30 minutes in, twice screwed


new brewpot so to avoid hot break madness. this one a 40qt with valve and an added temperature gauge, which we obviously need.

First step in the process is to boil ~4gallons of water to steep our grains. Important the water is at 165 degrees. Unfortunately we:
- used the tube which closes the spout for the mash tun as the tube to get the water from the brewpot into the tun (tough to follow, but basically we were pouring water into a tub, and neglected to realize tub had an open spout)
- didnt think to notice the temperature gauge is at the 3 gallon or so water line, so once water fell below that, temp gauge showed a drastic decrease which we attriburted to who the fuck knows, and just increased the propane. Once we realized, we check the temp with another thermometer, and water, of course, was near boiling at 200. Fortunately we stopped the flow once we saw something was wrong. Unfortunately, about half the water already in the grain.

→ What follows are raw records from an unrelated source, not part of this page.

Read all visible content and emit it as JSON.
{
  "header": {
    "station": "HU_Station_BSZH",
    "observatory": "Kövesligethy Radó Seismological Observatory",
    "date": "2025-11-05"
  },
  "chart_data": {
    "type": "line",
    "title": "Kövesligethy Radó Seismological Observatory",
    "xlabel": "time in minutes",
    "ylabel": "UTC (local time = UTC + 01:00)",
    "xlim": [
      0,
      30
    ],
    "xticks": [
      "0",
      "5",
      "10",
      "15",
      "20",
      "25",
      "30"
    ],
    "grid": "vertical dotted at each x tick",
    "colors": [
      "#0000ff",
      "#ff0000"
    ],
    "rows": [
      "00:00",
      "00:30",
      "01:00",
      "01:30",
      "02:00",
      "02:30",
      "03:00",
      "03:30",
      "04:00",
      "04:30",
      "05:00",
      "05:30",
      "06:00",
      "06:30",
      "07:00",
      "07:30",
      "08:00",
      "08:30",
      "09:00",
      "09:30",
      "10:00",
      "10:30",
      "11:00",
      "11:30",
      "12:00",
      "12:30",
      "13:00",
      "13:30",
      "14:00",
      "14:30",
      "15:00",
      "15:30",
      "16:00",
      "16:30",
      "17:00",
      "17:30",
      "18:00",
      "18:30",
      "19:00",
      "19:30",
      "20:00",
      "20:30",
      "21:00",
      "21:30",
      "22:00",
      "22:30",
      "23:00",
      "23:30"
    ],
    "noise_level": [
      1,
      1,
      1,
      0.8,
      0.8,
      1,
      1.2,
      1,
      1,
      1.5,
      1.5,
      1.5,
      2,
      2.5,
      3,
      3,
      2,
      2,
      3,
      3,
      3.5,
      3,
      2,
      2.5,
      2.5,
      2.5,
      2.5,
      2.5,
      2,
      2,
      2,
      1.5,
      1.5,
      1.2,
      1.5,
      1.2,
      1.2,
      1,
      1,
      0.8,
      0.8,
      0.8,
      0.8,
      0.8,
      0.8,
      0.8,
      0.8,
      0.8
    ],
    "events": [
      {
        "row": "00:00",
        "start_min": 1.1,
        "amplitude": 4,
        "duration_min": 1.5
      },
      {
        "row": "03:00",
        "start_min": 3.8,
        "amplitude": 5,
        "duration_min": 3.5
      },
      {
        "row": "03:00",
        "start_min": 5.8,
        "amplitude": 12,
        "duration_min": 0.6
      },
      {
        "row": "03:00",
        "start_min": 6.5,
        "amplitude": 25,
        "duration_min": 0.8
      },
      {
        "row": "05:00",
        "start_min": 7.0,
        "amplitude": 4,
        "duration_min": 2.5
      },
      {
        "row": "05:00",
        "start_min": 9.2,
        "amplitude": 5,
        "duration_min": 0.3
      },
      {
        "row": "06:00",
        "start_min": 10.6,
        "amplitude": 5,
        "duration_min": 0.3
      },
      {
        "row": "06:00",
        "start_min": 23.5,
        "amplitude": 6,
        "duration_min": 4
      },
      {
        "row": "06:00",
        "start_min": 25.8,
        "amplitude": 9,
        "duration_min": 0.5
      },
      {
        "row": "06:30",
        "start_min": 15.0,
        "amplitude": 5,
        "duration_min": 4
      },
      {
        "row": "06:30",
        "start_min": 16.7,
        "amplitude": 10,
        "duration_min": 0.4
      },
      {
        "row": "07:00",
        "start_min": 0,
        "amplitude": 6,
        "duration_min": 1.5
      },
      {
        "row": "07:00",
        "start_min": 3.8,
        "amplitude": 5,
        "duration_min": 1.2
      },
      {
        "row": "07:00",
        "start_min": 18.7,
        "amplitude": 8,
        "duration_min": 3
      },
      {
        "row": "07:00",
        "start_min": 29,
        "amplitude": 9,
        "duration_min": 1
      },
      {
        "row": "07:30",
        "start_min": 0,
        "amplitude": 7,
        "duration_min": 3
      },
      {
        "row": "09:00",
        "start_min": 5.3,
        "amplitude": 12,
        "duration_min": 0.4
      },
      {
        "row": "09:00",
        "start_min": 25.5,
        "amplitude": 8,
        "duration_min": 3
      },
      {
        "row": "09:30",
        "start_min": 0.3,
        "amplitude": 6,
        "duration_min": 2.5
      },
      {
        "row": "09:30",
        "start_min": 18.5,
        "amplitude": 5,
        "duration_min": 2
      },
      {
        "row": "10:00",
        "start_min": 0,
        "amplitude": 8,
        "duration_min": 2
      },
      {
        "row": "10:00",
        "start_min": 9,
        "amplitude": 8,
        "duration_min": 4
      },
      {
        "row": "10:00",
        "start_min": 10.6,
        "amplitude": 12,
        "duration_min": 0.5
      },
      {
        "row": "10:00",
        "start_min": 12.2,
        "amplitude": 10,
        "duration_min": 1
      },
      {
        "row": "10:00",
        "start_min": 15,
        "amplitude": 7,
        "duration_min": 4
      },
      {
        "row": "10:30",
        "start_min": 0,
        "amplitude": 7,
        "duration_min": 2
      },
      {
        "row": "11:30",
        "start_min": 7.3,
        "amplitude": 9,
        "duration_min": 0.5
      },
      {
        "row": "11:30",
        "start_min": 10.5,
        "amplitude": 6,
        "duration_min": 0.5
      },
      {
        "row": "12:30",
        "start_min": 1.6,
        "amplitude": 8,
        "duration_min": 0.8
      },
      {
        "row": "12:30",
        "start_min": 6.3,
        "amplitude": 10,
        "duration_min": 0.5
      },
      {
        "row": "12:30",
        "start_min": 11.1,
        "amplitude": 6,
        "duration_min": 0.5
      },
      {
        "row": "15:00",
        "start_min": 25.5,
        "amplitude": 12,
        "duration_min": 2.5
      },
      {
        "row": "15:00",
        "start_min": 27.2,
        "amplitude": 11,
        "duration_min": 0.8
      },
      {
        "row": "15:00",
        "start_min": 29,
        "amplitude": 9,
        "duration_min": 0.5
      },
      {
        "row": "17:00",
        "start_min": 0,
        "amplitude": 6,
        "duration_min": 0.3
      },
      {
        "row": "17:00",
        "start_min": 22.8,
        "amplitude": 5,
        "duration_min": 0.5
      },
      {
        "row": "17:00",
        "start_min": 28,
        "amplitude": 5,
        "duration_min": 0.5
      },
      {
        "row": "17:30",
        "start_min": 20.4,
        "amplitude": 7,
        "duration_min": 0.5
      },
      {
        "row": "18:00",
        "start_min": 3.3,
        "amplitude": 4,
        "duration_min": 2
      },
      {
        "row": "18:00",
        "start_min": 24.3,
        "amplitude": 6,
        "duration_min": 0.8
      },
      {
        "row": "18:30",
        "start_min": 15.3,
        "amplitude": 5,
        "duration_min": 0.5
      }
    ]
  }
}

the result will still be golden

Picture is said brewpot, courtesy of profit sharing despite recession worries, etc

IT'S GAMEDAY


OK motherfuckers time for another brew. We slacked off the liveblogging for the 27 points but don't think that means it isn't better than your favorite beer. Carbonation / taste / aroma / outstanding. clarity not the greatest but best thus far. Beerstore dood recommended pellets for clarity which we'll use in this batch to be named:

Misc Alc Pale Ale
A sierra nevada pale ale clone recipe created by some dood on the internet and tweaked to correction by head brewmaster at sierra himself. Or, more plausibly, tweaked by some middle aged dood eating stale doritos in his pj's posting to the brewboard claiming to be head brewmaster at sierra.

Checklist:
hops? check. grains? check. water? check. full propane tank? hopefully. Anopther $300 spent at brewstore for more equipment? check. Hangover? check.